In other words, we are now reframing the true reason for the system from “reaching the goal” to “improving ourselves.”
Why? Because the only “goal” that truly matters is our growth.
As long as you are developing your abilities and character, you are becoming more valuable to society. And if you keep doing that, then Life will become progressively more joyful and meaningful for you.
Any goal instantly becomes more purposeful when you connect it to the deeper goal of growing yourself.
Interestingly, when we focus on our systems — rather than our goals — we also tend to experience better results.
Here’s a wonderful little story from the book The Practicing Mind:
“I once read an interview with a coach for the U.S. Olympic archery team. He commented that the biggest problem he faced in coaching the American team was that they were fixated on their scores, or the result of their shots.
It was as if they were drawing the bow and releasing the arrow only to hit the bull’s-eye and earn a good score.

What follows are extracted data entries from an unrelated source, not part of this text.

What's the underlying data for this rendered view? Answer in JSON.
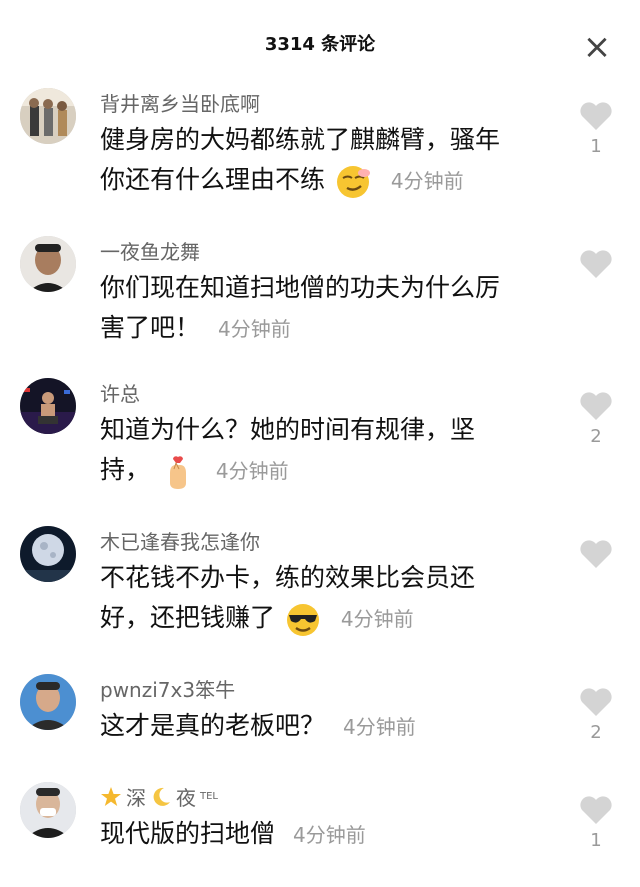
{
  "header": {
    "title": "3314 条评论",
    "close_label": "×"
  },
  "comments": [
    {
      "username": "背井离乡当卧底啊",
      "text_line1": "健身房的大妈都练就了麒麟臂，骚年",
      "text_line2": "你还有什么理由不练",
      "emoji": "smirk-emoji",
      "time": "4分钟前",
      "likes": "1"
    },
    {
      "username": "一夜鱼龙舞",
      "text_line1": "你们现在知道扫地僧的功夫为什么厉",
      "text_line2": "害了吧！",
      "time": "4分钟前",
      "likes": ""
    },
    {
      "username": "许总",
      "text_line1": "知道为什么？她的时间有规律，坚",
      "text_line2": "持，",
      "emoji": "finger-heart-emoji",
      "time": "4分钟前",
      "likes": "2"
    },
    {
      "username": "木已逢春我怎逢你",
      "text_line1": "不花钱不办卡，练的效果比会员还",
      "text_line2": "好，还把钱赚了",
      "emoji": "sunglasses-emoji",
      "time": "4分钟前",
      "likes": ""
    },
    {
      "username": "pwnzi7x3笨牛",
      "text_line1": "这才是真的老板吧？",
      "time": "4分钟前",
      "likes": "2"
    },
    {
      "username_part1": "深",
      "username_part2": "夜",
      "username_sup": "TEL",
      "text_line1": "现代版的扫地僧",
      "time": "4分钟前",
      "likes": "1"
    }
  ]
}
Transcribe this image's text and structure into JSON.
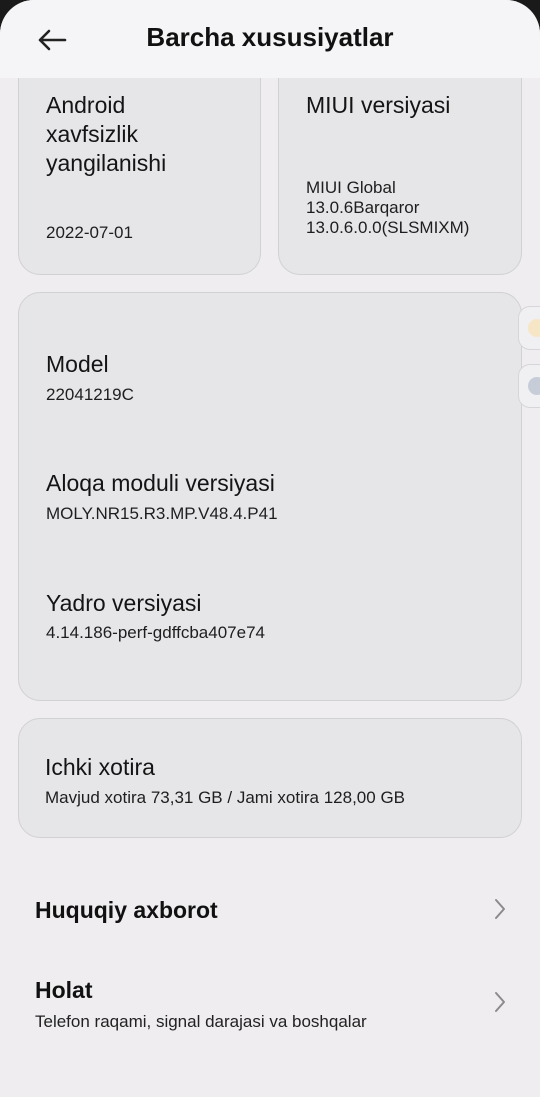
{
  "header": {
    "title": "Barcha xususiyatlar"
  },
  "cards": {
    "security_patch": {
      "label_lines": [
        "Android",
        "xavfsizlik",
        "yangilanishi"
      ],
      "value": "2022-07-01"
    },
    "miui_version": {
      "label": "MIUI versiyasi",
      "value_lines": [
        "MIUI Global",
        "13.0.6Barqaror",
        "13.0.6.0.0(SLSMIXM)"
      ]
    },
    "details": {
      "model_label": "Model",
      "model_value": "22041219C",
      "baseband_label": "Aloqa moduli versiyasi",
      "baseband_value": "MOLY.NR15.R3.MP.V48.4.P41",
      "kernel_label": "Yadro versiyasi",
      "kernel_value": "4.14.186-perf-gdffcba407e74"
    },
    "storage": {
      "label": "Ichki xotira",
      "value": "Mavjud xotira  73,31 GB / Jami xotira  128,00 GB"
    }
  },
  "list": {
    "legal": {
      "title": "Huquqiy axborot"
    },
    "status": {
      "title": "Holat",
      "subtitle": "Telefon raqami, signal darajasi va boshqalar"
    }
  },
  "colors": {
    "background": "#efedf0",
    "card": "#e6e5e8",
    "edge_tab_1": "#f7e6c6",
    "edge_tab_2": "#c7cdd8"
  },
  "icons": {
    "back": "arrow-left-icon",
    "chevron": "chevron-right-icon"
  }
}
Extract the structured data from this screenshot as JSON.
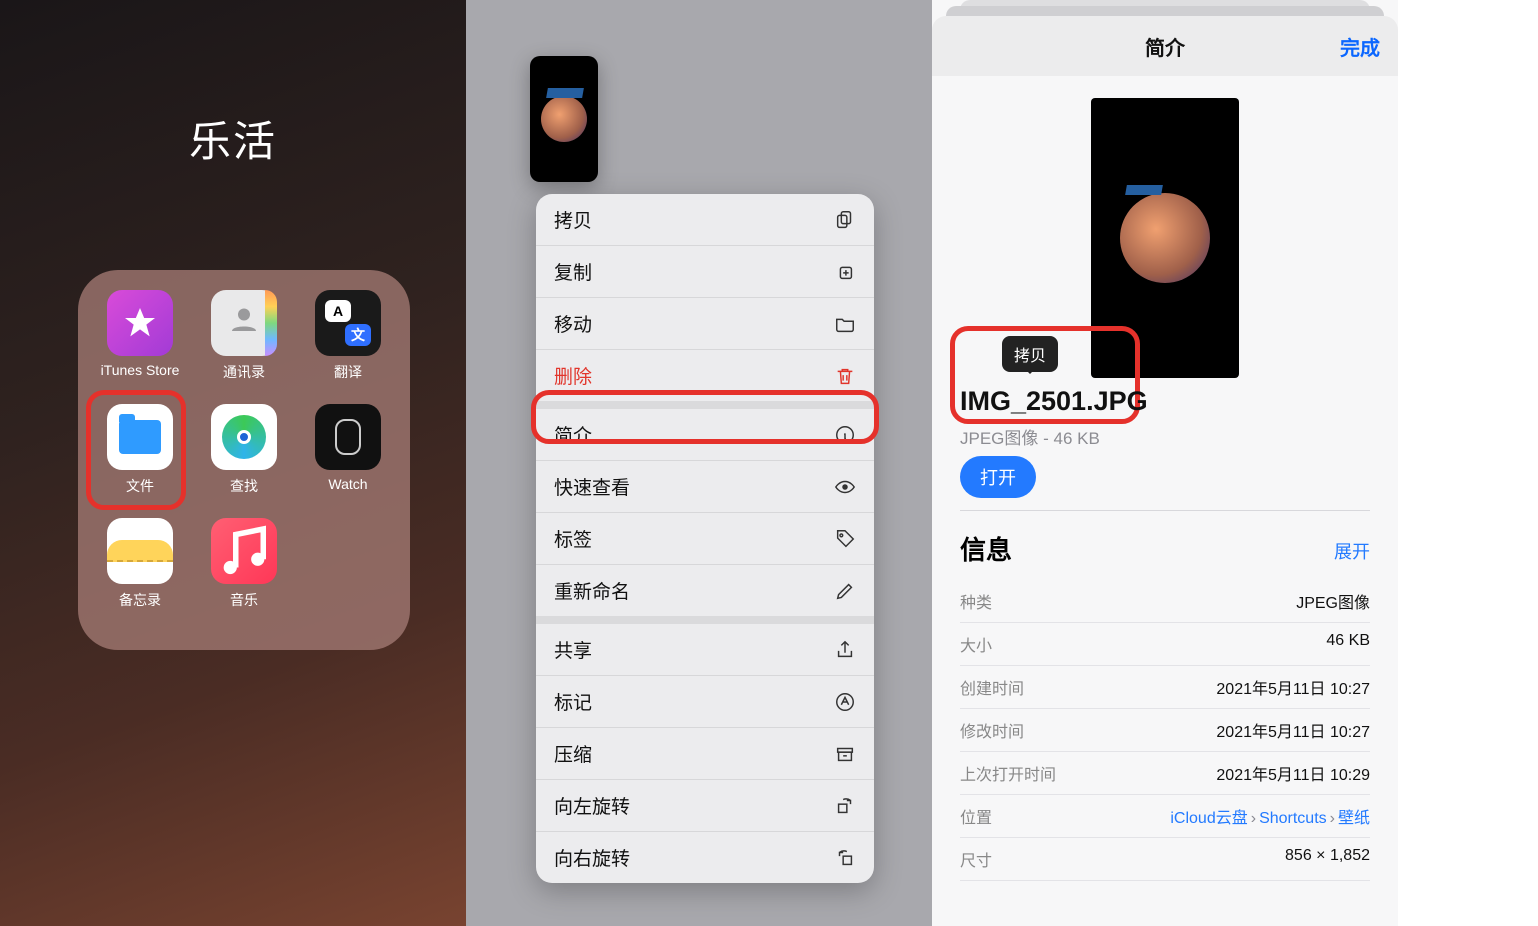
{
  "panel1": {
    "folder_title": "乐活",
    "apps": [
      {
        "label": "iTunes Store",
        "key": "itunes"
      },
      {
        "label": "通讯录",
        "key": "contacts"
      },
      {
        "label": "翻译",
        "key": "translate"
      },
      {
        "label": "文件",
        "key": "files"
      },
      {
        "label": "查找",
        "key": "findmy"
      },
      {
        "label": "Watch",
        "key": "watch"
      },
      {
        "label": "备忘录",
        "key": "notes"
      },
      {
        "label": "音乐",
        "key": "music"
      }
    ],
    "highlighted_app": "files"
  },
  "panel2": {
    "groups": [
      {
        "items": [
          {
            "label": "拷贝",
            "icon": "copy"
          },
          {
            "label": "复制",
            "icon": "duplicate"
          },
          {
            "label": "移动",
            "icon": "folder"
          },
          {
            "label": "删除",
            "icon": "trash",
            "destructive": true
          }
        ]
      },
      {
        "items": [
          {
            "label": "简介",
            "icon": "info",
            "highlighted": true
          },
          {
            "label": "快速查看",
            "icon": "eye"
          },
          {
            "label": "标签",
            "icon": "tag"
          },
          {
            "label": "重新命名",
            "icon": "pencil"
          }
        ]
      },
      {
        "items": [
          {
            "label": "共享",
            "icon": "share"
          },
          {
            "label": "标记",
            "icon": "markup"
          },
          {
            "label": "压缩",
            "icon": "archive"
          },
          {
            "label": "向左旋转",
            "icon": "rotate-left"
          },
          {
            "label": "向右旋转",
            "icon": "rotate-right"
          }
        ]
      }
    ]
  },
  "panel3": {
    "nav_title": "简介",
    "done": "完成",
    "copy_tooltip": "拷贝",
    "file_name": "IMG_2501.JPG",
    "file_sub": "JPEG图像 - 46 KB",
    "open": "打开",
    "info_header": "信息",
    "expand": "展开",
    "rows": [
      {
        "k": "种类",
        "v": "JPEG图像"
      },
      {
        "k": "大小",
        "v": "46 KB"
      },
      {
        "k": "创建时间",
        "v": "2021年5月11日 10:27"
      },
      {
        "k": "修改时间",
        "v": "2021年5月11日 10:27"
      },
      {
        "k": "上次打开时间",
        "v": "2021年5月11日 10:29"
      },
      {
        "k": "位置",
        "v": "",
        "link_parts": [
          "iCloud云盘",
          "Shortcuts",
          "壁纸"
        ]
      },
      {
        "k": "尺寸",
        "v": "856 × 1,852"
      }
    ]
  }
}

This was in contrast to the Asian teams, who, having grown up in different cultures, were consumed in the process of properly executing the technique that led up to releasing the shot. Where the arrow hit the target was almost unimportant compared to the motion of drawing the bow correctly and releasing the shot.
They viewed the result with an almost detached indifference. For them, the desired goal was a natural result of prioritizing the proper technique of drawing the bow. They operated in a completely different paradigm, and because of it, they were very difficult to beat…. The minds of the Asian archers were quiet, uncomplicated, and free from mental turmoil.
The irony was that, when compared to the results-oriented Americans, the Asians were the ones who were winning. Now, U.S. sports psychologists are teaching our athletes to think along similar lines.”
— Thomas Sterner
I’ll end this article with a deep truth I believe for everyone:
Somehow, you will be taken care of.
In some mysterious way, everything will turn out beautifully for you.
Therefore, do not be afraid of whether you reach your concrete goals.
Focus instead on your systems.
Use those systems everyday to grow yourself.
Then, the journey of life becomes purposeful and more joyful.
And you may even travel well beyond your original goals.